We plot the results below.

for (region in regions)
{
  par(mfrow=c(1, 3), cex=0.8, cex.lab=1.5, cex.main=1.4,
      oma=c(2.5, 2, 0, 0)+0.1, mar=c(2, 1.5, 2, 1), mgp = c(2.5, 1, 0), xpd=NA,
      fig=c(0, 0.32, 0, 1))
  plot_BNPR(results[[region]]$bnpr, main=paste(mains[[region]], "BNPR"),
            ylim = c(0.1, 30), axlabs = axlabs[[region]], col = rgb(0.829, 0.680, 0.306),
            heatmap_labels_side = "left")
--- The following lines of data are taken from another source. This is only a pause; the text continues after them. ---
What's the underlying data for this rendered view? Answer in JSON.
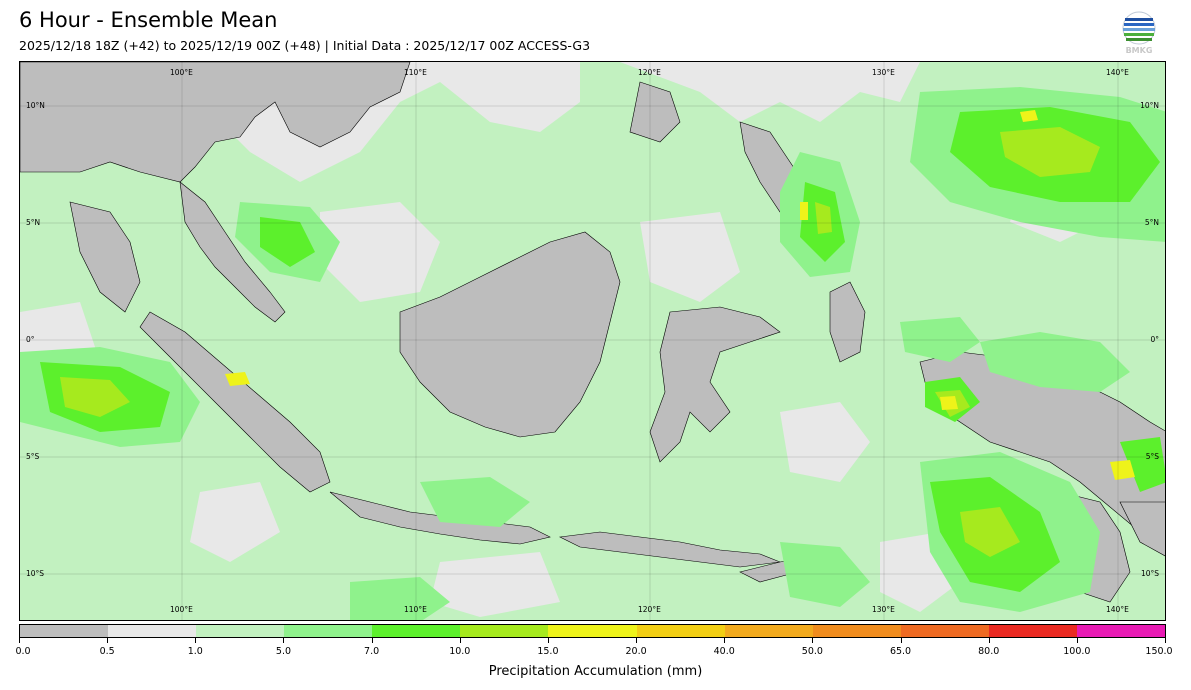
{
  "header": {
    "title": "6 Hour - Ensemble Mean",
    "subtitle": "2025/12/18 18Z (+42) to 2025/12/19 00Z (+48) | Initial Data : 2025/12/17 00Z ACCESS-G3"
  },
  "logo": {
    "icon": "bmkg-globe-logo",
    "text": "BMKG"
  },
  "map": {
    "region": "Indonesia",
    "longitude_labels": [
      "100°E",
      "110°E",
      "120°E",
      "130°E",
      "140°E"
    ],
    "latitude_labels": [
      "10°N",
      "5°N",
      "0°",
      "5°S",
      "10°S"
    ],
    "land_color": "#bdbdbd",
    "gridlines": true
  },
  "legend": {
    "title": "Precipitation Accumulation (mm)",
    "ticks": [
      "0.0",
      "0.5",
      "1.0",
      "5.0",
      "7.0",
      "10.0",
      "15.0",
      "20.0",
      "40.0",
      "50.0",
      "65.0",
      "80.0",
      "100.0",
      "150.0"
    ],
    "colors": [
      "#bdbdbd",
      "#e8e8e8",
      "#c2f1c0",
      "#8ff28c",
      "#5cf02c",
      "#a6ea1e",
      "#eef31a",
      "#f2ce14",
      "#f2aa1e",
      "#f08c1e",
      "#ee6a22",
      "#ea2a22",
      "#e81ab4"
    ]
  }
}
  par(fig=c(0.32, 0.64, 0, 1), new=TRUE)
  plot_BNPR(results[[region]]$bnpr_ps, main=paste(mains[[region]], "BNPR-PS"), ylab = "",
            ylim = c(0.1, 30), axlabs = axlabs[[region]], col = rgb(0.330, 0.484, 0.828),
            heatmap_labels = FALSE)

  par(mar=c(2, 3.5, 2, 1), fig=c(0.64, 1.0, 0, 1), new=TRUE)
  plot_mrw(BNPR_outs = results[[region]], axlabs = axlabs[[region]], main="",
           cols = c(rgb(0.829, 0.680, 0.306), rgb(0.330, 0.484, 0.828)), ylab = "Mean Relative Width",
           legends = c("BNPR", "BNPR-PS"), legend_place = "topright", legend_cex = 0.8)
}

References

R. C. Edgar. MUSCLE: Multiple sequence alignment with high accuracy and high through- put. Nucleic Acids Research, 32:1792–1797, 2004.
A. J. Drummond, M. A. Suchard, D. Xie, and A. Rambaut. Bayesian phylogenetics with BEAUti and the BEAST 1.7. Molecular Biology and Evolution, 29:1969–1973, 2012.
D. Zinder, T. Bedford, E. B. Baskerville, R. J. Woods, M. Roy, and M. Pascual. Seasonality in the migration and establishment of H3N2 influenza lineages with epidemic growth and decline. BMC Evolutionary Biology, 14(1):272, 2014.
M. D. Karcher, J. A. Palacios, T. Bedford, M. A. Suchard, and V. N. Minin. Quantifying and mitigating the effect of preferential sampling on phylodynamic inference. arXiv preprint arXiv:1510.00775, 2015.